I might have succeeded, too, if a great peace hadn’t descended upon me. It was a strange, mystical experience, not unlike attending a Hollywood premier or spending a day with the entire floor crew of the Toronto Stock Exchange. In a flash, I understood that crazy thing we call the world.
I understood why there was a Pierre Trudeau…heck, if there hadn’t been, Parliament would have had to invent him. And, I now knew why it was imperative that MacDonald’s sell all those hamburgers, and why Lee Iacocca had to be martyred to save the automobile industry. It was a revelation unlike any other, in which the Great Fabric was revealed to me.

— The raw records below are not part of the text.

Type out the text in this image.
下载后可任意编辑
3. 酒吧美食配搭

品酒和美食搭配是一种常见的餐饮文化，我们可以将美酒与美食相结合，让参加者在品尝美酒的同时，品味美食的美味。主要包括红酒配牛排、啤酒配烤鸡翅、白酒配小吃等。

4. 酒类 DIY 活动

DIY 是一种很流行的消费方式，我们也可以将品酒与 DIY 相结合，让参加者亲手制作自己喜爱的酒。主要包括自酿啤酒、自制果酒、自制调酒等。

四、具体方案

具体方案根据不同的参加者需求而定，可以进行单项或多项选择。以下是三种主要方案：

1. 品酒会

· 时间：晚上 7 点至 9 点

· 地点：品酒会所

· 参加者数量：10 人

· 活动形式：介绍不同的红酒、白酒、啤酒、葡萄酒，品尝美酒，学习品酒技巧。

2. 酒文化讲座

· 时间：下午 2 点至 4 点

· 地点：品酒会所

Fortunately for my career as a humourist, I forgot it all a few minutes later.
It ended, as most things should, with Gene Siskel and Roger Ebert sitting in uncomfortable chairs, debating my trip’s artistic relevance. “Well, I have mixed feelings about this drug experience,” Roger said. “It is obvious that this boy has a unique style – I’ll give him that – and he does have quite the imagination. But, whether he has said anything worth saying is another matter…”
“I’m willing to go much further than that,” Gene said further, “and say that this drug trip was a complete bore from beginning to end. It was trite, cliched and couldn’t hold my attention past the opening paragraph. I was expecting much more Canadian content, too, but, except for a cameo by John Candy, there wasn’t any…”
“I don’t think Canadian content would have helped this trip much,” Roger argued. “After all, it was only a reflection of the boy’s interests and emotions at the time he took the pills…”
“Then, there should have been more sex,” Gene grumbled. “I give this trip a thumbs down and suggest that the creator get out of illicit substances.”
“Reluctantly,” Roger said, “I must agree.”
I became conscious in the back of an all-night doughnut shop with a splitting backache. I can’t even get the hangover right.
Since that evening, I have avoided drugs whenever I have had the chance to use them. If I can’t get a good review out of my own drug-induced hallucination, what’s the point?